Coronavirus has highlighted the racism running through US healthcare, as Black and Latino Americans die of Covid-19 at disproportionately higher rates than white people. In an effort to counter those disparities, government officials are now grappling with whether to make race an explicit feature of plans to distribute a potential vaccine.
On Sept. 1, a National Academies of Sciences, Engineering, and Medicine (NASEM) panel published a draft of plans for who within the US should get a vaccine first, one of several potential guidelines being developed. The early plan does not explicitly prioritize people based on race, but incorporates several measures to would help accomplish that result indirectly.
“This virus doesn’t understand skin color, but it understands vulnerabilities,” said Bill Foege, co-chair of the NASEM panel and former director of the Centers for Disease Control and Prevention (CDC). The panel prioritized several risk factors that often predominantly affect communities of color, he said—such as working in high risk jobs including transport and service industries, comorbidities like diabetes and obesity, and overcrowded housing—rather than race itself.
Overall, the committee considered risk of infection, risk of death, potential negative societal impact, and risk of transmitting the infection to others in establishing its guidelines. Under this draft plan, as expected, the first to get a vaccine would be high risk healthcare workers, followed by those with severe comorbidities and older people living in crowded environments.
The second phase would focus on high risk essential workers, such as those in delivery and transport, teachers, those in homeless shelters and prisons, and older people who have yet to receive a vaccine. The third distributes vaccines to young adults, children, and any other workers in essential industries. And finally, phase four would give a vaccine to anyone who hasn’t got one yet.
At a public hearing held Tuesday (Sept. 2), Foege emphasized that the draft is subject to revisions, and several speakers advocated for amending the priorities so they more explicitly account for racial disparities in risk. Racism has contributed to Covid-19 deaths, they argued, so race itself should be a factor in vaccine distribution.
Elizabeth Ofili, president of the Association of Black Cardiologists (ABC), said the organization supports prioritizing ethnic minorities who have been hit hardest by Covid-19. “The ABC and others have documented that African Americans have poorer outcomes of care regardless of socioeconomic status, and so the vulnerability indices may not capture this type of inequity,” she said.
Alaskan Native people, who experience high rates of poverty and comorbidities, have been at similarly elevated risk of dying from Covid-19. And Ellen Provost, director of the Alaska Native Epidemiology Center at Alaska Native Tribal Health Consortium, made a related point for these indigenous communities. “If we’re to avoid compounding inequities and increasing disparities…this committee will acknowledge Alaskan Native people are at significant risk of hospitalization and death from SARS-CoV-2, and explicitly place this population in the highest priority group for Covid-19 vaccine risk allocation and distribution,” said Provost.
Other speakers in the public meeting emphasized that prioritizing distribution isn’t enough. Once a vaccine is available, the distribution system must work with healthcare leaders in minority groups in order to ensure adequate access.
There’s considerable suspicion of vaccines within the Black community and too few Black participants in coronavirus vaccine trials, said Randall Morgan, director of the Cobb/NMA Health Institute, which works to address racial and ethnic disparities in healthcare. Healthcare officials can only distribute a vaccine fairly if they work to address these fears.
Systemic racism isn’t the only problem that vaccine distribution must confront. NASEM’s draft distribution system must figure out how to prioritize other vulnerable groups, such as homeless people and prisoners. The committee is receiving written comments this week, and plans to publish a final report later in September.
The committee was charged with their task by Francis Collins, director of the National Institutes of Health, and CDC director Robert Redfield, and so any recommendations will likely receive significant support from the US government.
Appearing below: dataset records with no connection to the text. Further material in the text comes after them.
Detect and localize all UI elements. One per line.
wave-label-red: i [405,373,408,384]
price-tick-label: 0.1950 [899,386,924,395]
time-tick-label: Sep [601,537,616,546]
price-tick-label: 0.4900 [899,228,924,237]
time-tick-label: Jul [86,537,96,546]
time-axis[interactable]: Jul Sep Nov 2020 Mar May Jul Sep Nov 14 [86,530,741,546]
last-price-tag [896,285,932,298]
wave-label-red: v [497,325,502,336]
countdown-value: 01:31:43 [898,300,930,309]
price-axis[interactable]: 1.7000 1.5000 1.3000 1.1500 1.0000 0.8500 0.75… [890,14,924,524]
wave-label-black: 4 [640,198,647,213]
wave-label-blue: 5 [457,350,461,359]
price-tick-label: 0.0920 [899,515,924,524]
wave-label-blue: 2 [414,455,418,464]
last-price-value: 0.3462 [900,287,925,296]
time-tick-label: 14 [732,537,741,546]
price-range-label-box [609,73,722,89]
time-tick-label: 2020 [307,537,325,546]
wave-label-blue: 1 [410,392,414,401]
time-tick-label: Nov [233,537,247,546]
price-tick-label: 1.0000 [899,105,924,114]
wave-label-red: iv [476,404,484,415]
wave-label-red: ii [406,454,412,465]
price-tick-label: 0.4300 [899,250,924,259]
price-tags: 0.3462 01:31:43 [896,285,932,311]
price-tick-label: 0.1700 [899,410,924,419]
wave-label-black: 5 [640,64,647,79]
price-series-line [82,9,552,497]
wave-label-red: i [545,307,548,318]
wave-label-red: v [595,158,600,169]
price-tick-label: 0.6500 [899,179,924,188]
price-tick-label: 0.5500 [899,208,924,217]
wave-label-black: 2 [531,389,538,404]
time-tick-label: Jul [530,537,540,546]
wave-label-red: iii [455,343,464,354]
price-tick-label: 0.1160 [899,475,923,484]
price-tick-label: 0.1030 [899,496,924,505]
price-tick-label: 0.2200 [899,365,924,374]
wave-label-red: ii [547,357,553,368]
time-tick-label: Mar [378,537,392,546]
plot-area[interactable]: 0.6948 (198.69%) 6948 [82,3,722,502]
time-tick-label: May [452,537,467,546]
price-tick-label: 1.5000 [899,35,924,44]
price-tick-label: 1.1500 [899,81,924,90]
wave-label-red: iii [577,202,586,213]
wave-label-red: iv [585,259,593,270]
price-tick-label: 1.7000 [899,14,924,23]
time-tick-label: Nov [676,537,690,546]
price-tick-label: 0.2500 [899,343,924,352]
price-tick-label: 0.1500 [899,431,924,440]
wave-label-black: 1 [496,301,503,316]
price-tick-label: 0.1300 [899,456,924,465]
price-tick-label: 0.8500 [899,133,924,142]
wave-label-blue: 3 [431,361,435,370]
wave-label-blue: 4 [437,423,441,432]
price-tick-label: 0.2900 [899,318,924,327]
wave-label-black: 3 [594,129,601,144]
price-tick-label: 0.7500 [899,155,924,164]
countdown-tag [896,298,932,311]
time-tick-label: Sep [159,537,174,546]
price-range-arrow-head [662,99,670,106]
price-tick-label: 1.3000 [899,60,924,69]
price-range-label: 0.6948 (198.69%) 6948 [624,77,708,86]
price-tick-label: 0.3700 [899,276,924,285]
The CDC has instructed states and some jurisdictions to prepare to distribute a vaccine to high-risk populations as early as late October; the action items distributed by the agency instruct states to “identify and estimate sizes of critical populations,” including “people from tribal communities, and people from racial and ethnic minority populations.”
But the Advisory Committee on Immunization Practices (ACIP) is also working on its own guidelines, and until a particular vaccine is approved for public use, it’s difficult to determine exactly how it should be distributed. “The uncertainties we had are overwhelming,” said Foege.
This story has been updated with information about the CDC’s instructions to begin preparing for vaccine distribution.